Una vez que queda claro que no es la cruz la que
salva, sino la vida de aquel que yace sobre ella, la vida que precedió a esa
muerte, es decir, la práctica de humanidad de Jesús de Nazaret dominada por el
amor, y la vida que siguió a esa muerte, es decir, la resurrección, la victoria
del amor sobre la muerte, entonces también puede abrirse el espacio para una
meditación sobre el símbolo de la cruz.
La primera lectura (Nm 21,4-9) muestra que la imagen
de bronce de la serpiente, es decir, de lo que muerde y da la muerte, levantada
por Moisés y contemplada por los hijos de Israel, da vida y curación (cf. Nm
21,8-9). Mirar de frente nuestro mal,
lo que nos envenena, el monstruo interior que nos habita (las serpientes de Nm
21,6 y 8 se llaman «serpientes ardientes» y en Is 30,6 aparecen como «dragones
voladores»), es una operación dolorosa, pero que forma parte del camino espiritual
de transformación del sufrimiento mortal en sufrimiento vital.

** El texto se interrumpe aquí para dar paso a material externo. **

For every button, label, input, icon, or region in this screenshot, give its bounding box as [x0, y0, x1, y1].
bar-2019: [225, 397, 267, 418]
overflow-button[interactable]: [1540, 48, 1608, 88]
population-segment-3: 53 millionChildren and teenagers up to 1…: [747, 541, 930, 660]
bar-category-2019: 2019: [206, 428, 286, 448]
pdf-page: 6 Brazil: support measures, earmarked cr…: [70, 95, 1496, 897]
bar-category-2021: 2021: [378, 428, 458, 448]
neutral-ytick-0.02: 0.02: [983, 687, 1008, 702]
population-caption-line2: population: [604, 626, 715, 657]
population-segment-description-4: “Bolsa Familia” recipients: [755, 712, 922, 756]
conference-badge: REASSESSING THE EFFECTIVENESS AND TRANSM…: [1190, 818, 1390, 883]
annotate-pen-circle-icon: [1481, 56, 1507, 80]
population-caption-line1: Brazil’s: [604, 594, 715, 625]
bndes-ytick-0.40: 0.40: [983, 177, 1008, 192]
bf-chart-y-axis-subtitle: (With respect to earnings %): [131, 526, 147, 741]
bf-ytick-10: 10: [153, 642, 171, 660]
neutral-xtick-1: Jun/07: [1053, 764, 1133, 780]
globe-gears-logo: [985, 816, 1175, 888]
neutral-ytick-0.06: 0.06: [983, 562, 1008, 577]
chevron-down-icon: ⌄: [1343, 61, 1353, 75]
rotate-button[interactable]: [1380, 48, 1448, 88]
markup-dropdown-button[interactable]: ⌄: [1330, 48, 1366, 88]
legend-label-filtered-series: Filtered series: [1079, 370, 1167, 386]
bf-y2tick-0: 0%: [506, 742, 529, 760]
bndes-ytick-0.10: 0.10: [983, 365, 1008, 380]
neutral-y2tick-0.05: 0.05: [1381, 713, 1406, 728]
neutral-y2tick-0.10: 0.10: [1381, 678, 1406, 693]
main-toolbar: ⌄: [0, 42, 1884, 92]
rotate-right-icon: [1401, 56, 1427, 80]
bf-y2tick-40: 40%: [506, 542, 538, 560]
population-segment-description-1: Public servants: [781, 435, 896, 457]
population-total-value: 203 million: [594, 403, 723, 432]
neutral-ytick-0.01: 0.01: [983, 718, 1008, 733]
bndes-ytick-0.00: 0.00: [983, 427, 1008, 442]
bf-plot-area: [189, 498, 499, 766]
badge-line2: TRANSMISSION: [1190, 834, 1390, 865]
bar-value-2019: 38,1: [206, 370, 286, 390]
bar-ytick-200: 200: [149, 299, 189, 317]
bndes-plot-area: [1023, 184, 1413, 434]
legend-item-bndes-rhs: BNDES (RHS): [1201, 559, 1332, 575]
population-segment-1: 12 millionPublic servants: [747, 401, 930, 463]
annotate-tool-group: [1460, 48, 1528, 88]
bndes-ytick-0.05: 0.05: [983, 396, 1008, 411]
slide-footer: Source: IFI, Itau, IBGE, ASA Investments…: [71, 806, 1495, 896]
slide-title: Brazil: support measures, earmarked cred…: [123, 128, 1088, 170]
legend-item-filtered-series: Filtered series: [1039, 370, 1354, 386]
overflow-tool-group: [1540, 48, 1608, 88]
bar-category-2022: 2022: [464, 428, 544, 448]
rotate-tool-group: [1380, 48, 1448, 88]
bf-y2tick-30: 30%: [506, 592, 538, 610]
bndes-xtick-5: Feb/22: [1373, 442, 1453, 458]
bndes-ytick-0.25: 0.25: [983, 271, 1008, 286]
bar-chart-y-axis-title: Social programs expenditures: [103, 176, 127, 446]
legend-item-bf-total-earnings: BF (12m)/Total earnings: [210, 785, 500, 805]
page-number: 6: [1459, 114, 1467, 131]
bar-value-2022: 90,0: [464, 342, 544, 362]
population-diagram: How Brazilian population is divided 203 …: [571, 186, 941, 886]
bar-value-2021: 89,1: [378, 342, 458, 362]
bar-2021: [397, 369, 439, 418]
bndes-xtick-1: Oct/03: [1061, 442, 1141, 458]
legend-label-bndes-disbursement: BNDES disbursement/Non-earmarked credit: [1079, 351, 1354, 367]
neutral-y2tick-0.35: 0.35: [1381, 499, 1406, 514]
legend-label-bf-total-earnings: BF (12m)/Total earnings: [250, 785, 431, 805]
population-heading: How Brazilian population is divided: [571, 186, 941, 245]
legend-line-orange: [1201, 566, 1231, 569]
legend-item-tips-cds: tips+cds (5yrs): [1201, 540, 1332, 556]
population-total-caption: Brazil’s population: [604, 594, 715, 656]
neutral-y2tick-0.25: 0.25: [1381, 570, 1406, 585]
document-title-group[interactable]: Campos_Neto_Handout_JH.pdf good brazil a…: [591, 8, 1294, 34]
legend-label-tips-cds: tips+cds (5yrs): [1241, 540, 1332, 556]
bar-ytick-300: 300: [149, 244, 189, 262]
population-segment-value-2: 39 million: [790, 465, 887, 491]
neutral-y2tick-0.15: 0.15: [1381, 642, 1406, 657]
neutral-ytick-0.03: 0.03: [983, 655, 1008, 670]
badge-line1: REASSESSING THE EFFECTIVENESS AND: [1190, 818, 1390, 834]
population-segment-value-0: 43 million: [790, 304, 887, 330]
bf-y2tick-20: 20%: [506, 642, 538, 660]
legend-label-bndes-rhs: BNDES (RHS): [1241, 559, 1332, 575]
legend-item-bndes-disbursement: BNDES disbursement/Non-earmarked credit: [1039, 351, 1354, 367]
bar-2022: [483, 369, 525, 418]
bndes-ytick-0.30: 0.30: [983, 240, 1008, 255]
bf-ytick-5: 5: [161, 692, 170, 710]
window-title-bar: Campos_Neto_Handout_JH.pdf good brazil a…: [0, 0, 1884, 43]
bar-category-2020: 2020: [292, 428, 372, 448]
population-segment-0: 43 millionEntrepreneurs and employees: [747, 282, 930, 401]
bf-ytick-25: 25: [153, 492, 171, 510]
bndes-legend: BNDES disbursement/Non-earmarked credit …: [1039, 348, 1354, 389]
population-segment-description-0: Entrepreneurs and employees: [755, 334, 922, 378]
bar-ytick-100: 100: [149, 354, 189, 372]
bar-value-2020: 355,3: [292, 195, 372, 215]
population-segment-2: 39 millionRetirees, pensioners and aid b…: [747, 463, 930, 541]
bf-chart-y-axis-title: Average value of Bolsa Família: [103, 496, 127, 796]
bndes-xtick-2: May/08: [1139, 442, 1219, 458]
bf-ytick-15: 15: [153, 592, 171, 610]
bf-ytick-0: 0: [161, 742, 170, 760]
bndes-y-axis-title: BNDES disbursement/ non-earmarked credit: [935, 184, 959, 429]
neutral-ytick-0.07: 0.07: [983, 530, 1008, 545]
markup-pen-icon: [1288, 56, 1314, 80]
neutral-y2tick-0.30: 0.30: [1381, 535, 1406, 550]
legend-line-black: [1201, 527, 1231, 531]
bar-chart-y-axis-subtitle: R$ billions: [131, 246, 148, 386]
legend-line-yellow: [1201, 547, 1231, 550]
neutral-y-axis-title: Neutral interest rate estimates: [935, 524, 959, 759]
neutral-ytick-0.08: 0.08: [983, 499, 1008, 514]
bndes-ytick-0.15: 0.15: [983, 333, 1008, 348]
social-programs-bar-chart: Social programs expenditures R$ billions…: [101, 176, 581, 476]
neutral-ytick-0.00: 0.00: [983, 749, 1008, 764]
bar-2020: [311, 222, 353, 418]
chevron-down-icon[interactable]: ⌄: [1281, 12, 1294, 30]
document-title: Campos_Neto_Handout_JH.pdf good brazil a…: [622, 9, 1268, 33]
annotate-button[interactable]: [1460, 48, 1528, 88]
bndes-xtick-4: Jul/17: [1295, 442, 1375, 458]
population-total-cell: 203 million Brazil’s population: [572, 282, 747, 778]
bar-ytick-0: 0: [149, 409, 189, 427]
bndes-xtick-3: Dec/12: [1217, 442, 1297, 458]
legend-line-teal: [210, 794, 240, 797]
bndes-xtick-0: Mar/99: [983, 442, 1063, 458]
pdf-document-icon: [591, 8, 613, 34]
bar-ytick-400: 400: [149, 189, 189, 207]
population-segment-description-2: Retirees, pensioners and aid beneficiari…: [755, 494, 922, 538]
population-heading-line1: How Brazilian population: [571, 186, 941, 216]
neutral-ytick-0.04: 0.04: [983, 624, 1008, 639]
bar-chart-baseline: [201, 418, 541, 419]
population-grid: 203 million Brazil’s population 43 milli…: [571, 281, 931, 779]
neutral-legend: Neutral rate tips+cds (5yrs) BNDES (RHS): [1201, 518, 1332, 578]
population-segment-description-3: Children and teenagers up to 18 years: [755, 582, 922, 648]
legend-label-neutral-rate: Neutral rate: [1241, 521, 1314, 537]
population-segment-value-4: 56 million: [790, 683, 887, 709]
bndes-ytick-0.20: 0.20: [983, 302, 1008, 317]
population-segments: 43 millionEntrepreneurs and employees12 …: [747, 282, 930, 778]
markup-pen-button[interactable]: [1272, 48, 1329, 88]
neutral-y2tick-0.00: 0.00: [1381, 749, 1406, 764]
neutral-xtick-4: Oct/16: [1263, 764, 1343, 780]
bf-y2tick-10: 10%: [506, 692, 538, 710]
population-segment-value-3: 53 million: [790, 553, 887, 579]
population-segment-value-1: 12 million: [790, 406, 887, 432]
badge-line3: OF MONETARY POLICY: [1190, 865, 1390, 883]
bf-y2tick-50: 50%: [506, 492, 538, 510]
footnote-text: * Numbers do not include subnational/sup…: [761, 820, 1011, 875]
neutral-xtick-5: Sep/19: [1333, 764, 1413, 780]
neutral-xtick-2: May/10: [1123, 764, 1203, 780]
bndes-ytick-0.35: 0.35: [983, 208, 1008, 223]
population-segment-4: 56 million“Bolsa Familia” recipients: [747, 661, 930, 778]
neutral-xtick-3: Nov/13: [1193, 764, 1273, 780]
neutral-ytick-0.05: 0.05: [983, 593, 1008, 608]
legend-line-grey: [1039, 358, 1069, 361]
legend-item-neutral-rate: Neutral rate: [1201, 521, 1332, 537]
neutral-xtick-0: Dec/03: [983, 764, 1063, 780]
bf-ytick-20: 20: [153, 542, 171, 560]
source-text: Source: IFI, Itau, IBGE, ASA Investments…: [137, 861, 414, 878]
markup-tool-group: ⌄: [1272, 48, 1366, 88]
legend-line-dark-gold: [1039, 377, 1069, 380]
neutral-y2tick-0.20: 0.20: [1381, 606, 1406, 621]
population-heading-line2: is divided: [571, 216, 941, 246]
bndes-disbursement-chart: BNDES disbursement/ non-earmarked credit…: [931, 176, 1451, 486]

En la página evangélica (Jn 3,13-17), Juan establece
una relación de continuidad entre la elevación de la serpiente en el desierto
por obra de Moisés y la elevación de Jesús en la cruz.
En el pasaje de Números llama la atención la similitud entre lo que perece y lo que salva.
Pero también el crucificado se parece en todo a un
pecador, es el pecado personificado (cf. 2 Cor 5,21): ver al crucificado
elevado y creer en él significa ver a alguien parecido a los pecadores, pero
también al Dios que asume y lleva el pecado del mundo; significa despertar a la
conciencia de ser pecadores y a la confesión de fe en Aquel que vino no para
condenar, sino para salvar (cf. Jn 3,17).
En realidad, lo que es verdaderamente común a los dos
episodios es su valor salvífico en la voluntad de Dios, que se expresa en el
primer texto con la elevación de la serpiente de bronce, y en el segundo, con
la elevación de Cristo en la cruz y en la gloria.
El «hay que» de la elevación del Hijo del hombre (Jn
3,14), expresa la necesidad divina de este acto salvífico.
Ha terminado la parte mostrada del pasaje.